BEGUM JAAN STORY: On the eve of Independence, the chairman of the Border Commission, Sir Cyril Radcliffe decides to divide India and Pakistan into equitable halves. What the administration doesn’t account for is the line running through the middle of Begum Jaan’s(Vidya Balan) brothel situated plonk on the border; with one half falling in India and the other in Pakistan.

BEGUM JAAN REVIEW: It’s a good period and story to revisit because even 70-years after Partition, anything around it still piques interest. Then again, here the narrative deals less with the horror of the divide and serves more as an ode to the spiritedness of Begum; widowed in her childhood and sold to a brothel. Also, Mukherji is revisiting his Bengali film Rajkahini(2015).

Coming back to our protagonist – kings, administrators and commoners are hooked onto the pleasures provided by her girls, so Begum with her guile manages to rule. Till, Radcliffe draws the Lakshman-Rekha.

Vidya invests fully in Begum and her dialogue-baazi (a lot of which is raunchy) will get ceetis. However, the writer-director’s interest level in everything else, falters. A sense of deja-vu pervades as one watches a prostitute staring sightlessly at the celling when “entertaining” a customer; or when sex-workers get sentimental over a child, “because all of them are mothers first and whores later.” Surely these women needed to be fleshed out with more finesse.

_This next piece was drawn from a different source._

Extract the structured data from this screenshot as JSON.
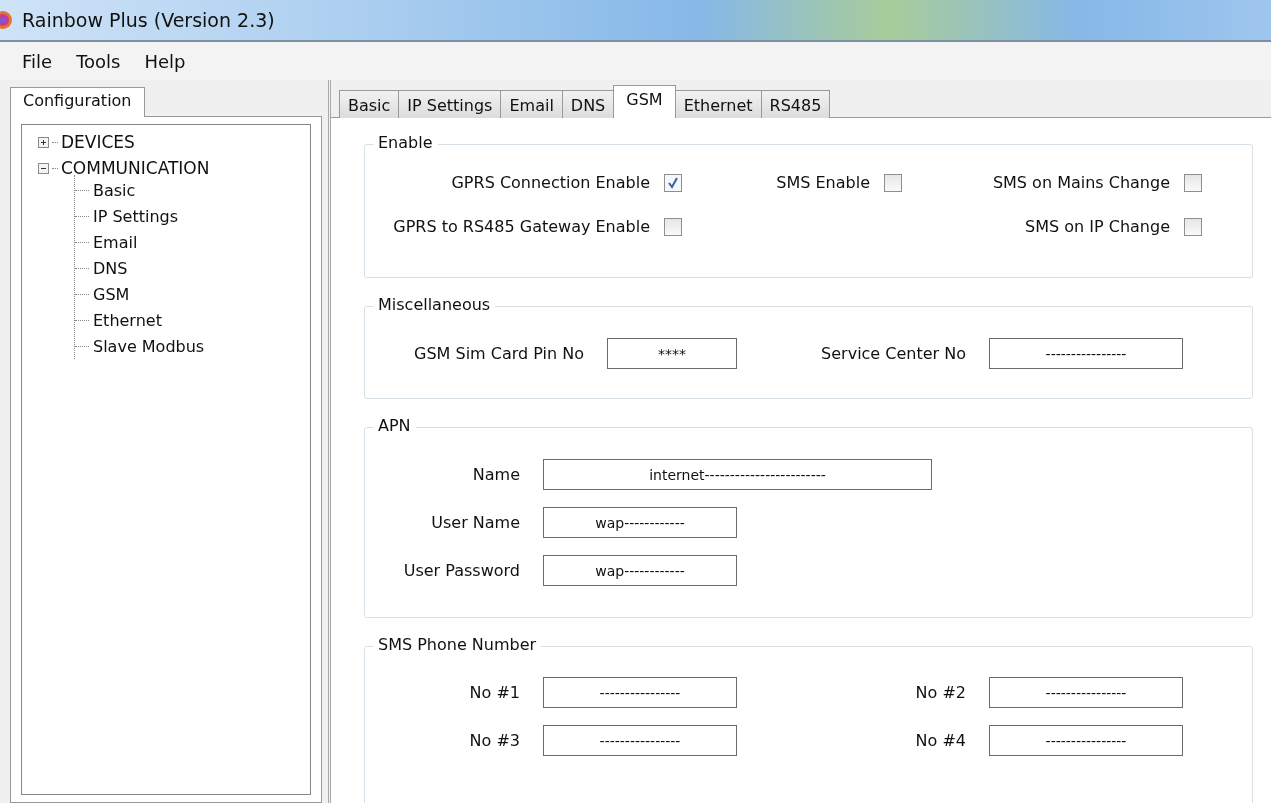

Begum’s spunk is infectious though. She resembles a Bengal tigress whether she is defending her body or boundaries. However, trying to retell her virtues through various historical avatars in animation, is far too indulgent. Also conversations between officials of the INC and Muslim League, or for that matter between other cardboard cutouts, is superficial. The cinematographer’s effort to capture the Indo-Pak divide with close-ups in half frames, seems amiss.

The Holi number is peppy with striking visuals. Otherwise having the 11 women in one frame becomes nothing but a screech-fest. Having Vidya in a film is an asset though. She is an audacious actor, who merits an extra half star for her ability to shoulder a film.